If you find yourself slipping into this position out of fear or an inability to control the narrative or the dialog of the situation you may want to consider exactly what it is about kids, cannabis and parental guidance that is making you feal uneasy and giving you an impulse to hide the truth. If you explain in an honest and forthright manner that cannabis use has become more socially acceptable in recent years in Canada and they are more likely to encounter it through friends, at school and possibly even at home if you enjoy it too your kids are sure to want to understand and have a lot of questions for you.

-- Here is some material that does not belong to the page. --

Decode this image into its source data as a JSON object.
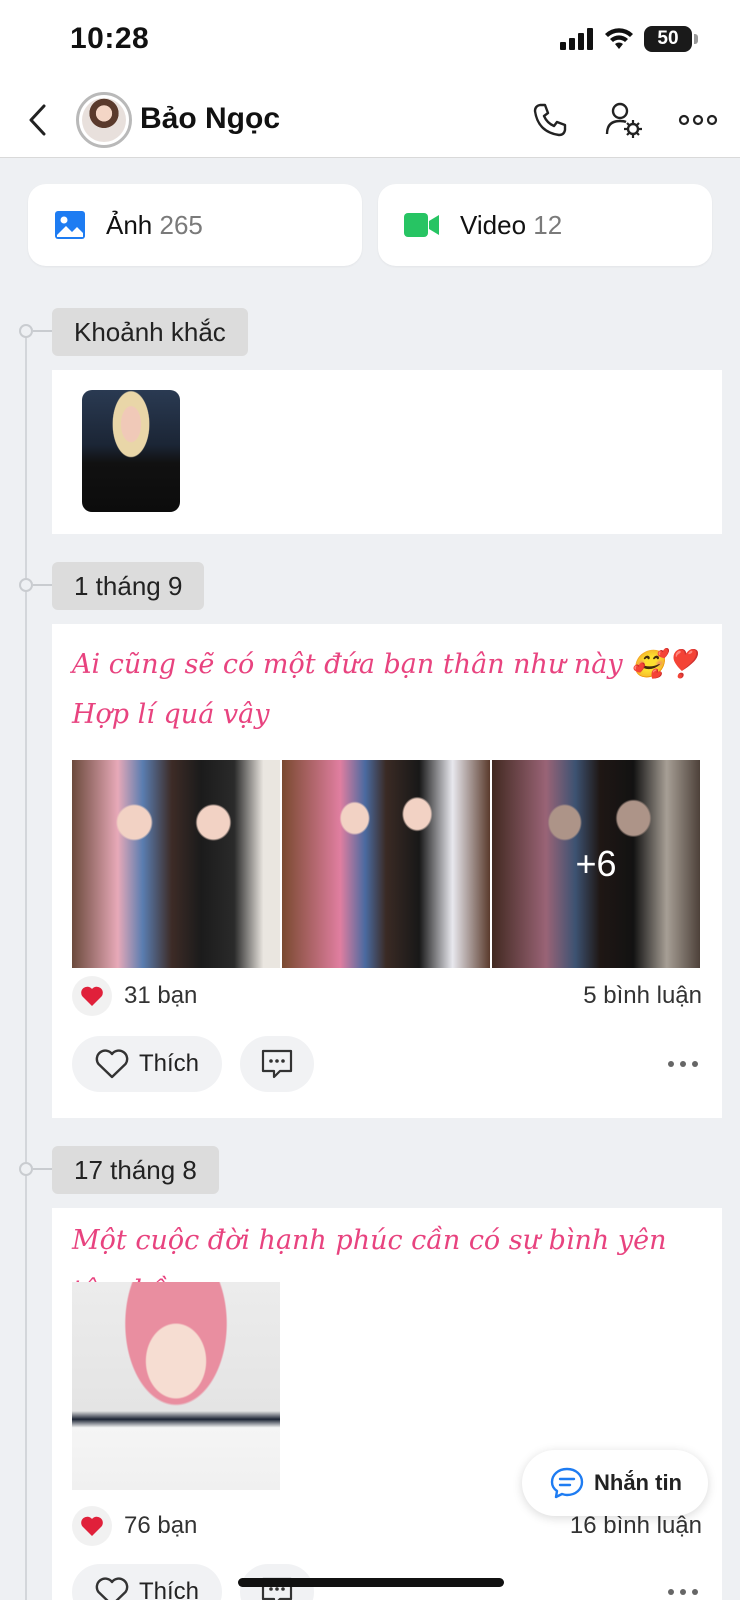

And again when it comes to the questions of the young, honesty is almost always the best policy. In all the years that there has been a zero tolerance policy inspired by the war on drugs very little has been accomplished when it comes to influencing the minds of young people against the use of drugs. In fact many studies have shown that having a zero tolerance policy that shames users and paints all substances with the same negative light actually serves to make the opposite point in many young people’s minds. When they discover society, schoolteachers, police officers and their parents haven’t been wholly honest with them about cannabis and the reasons people use it there is a danger that they will assume that the same lies are being told about other substances as well which can actually be far more dangerous to people, especially the young.
Talk Early & Talk Often
Regardless of your personal opinions on the use of cannabis the parental guide to weed conversations should always begin with honesty as the best policy. If you do not personally enjoy cannabis products or even have a personal prejudice against them you should still do the best you can to not pass your intolerances on to your children. Unfortunately this is very much not the case when it comes to the experiences of the vast majority of young people. Fear and stigma still guide much of the dialogue that occurs even among parents who are current or past users of cannabis even when they have the purest of intentions!
If you want to inspire your kids to make the right choices in life while also being honest with them about the dangers of drug and alcohol addiction it can often feel like walking a dangerous tightrope. You are desperate not to fall into the pitfalls of bad influence or negative ideas while still offering enough measured concern to make them aware of the potential dangers. Be careful not to totally downplay the enjoyable aspects of cannabis use either. If you tell a child only negative things about something and they try it for themselves and have a positive experience it should come as no surprise if that person doubts your word about other subjects in the future.
So be honest and up front, especially if you use cannabis products yourself to manage pain, control mood swings, get to sleep, calm down, relax, ease social pressure – be honest with them about why you use it and what it helps with. Let them know about why you sometimes get the munchies, laugh a lot, or maybe say or do something silly now and then. Most importantly let them know that experimentation is okay and a natural part of growing up however it is always best to experiment with sound knowledge and good judgement. In order to set your children up to be the most knowledgeable and successful they can possibly be in the world it is a good idea to always be open and honest with them about everything.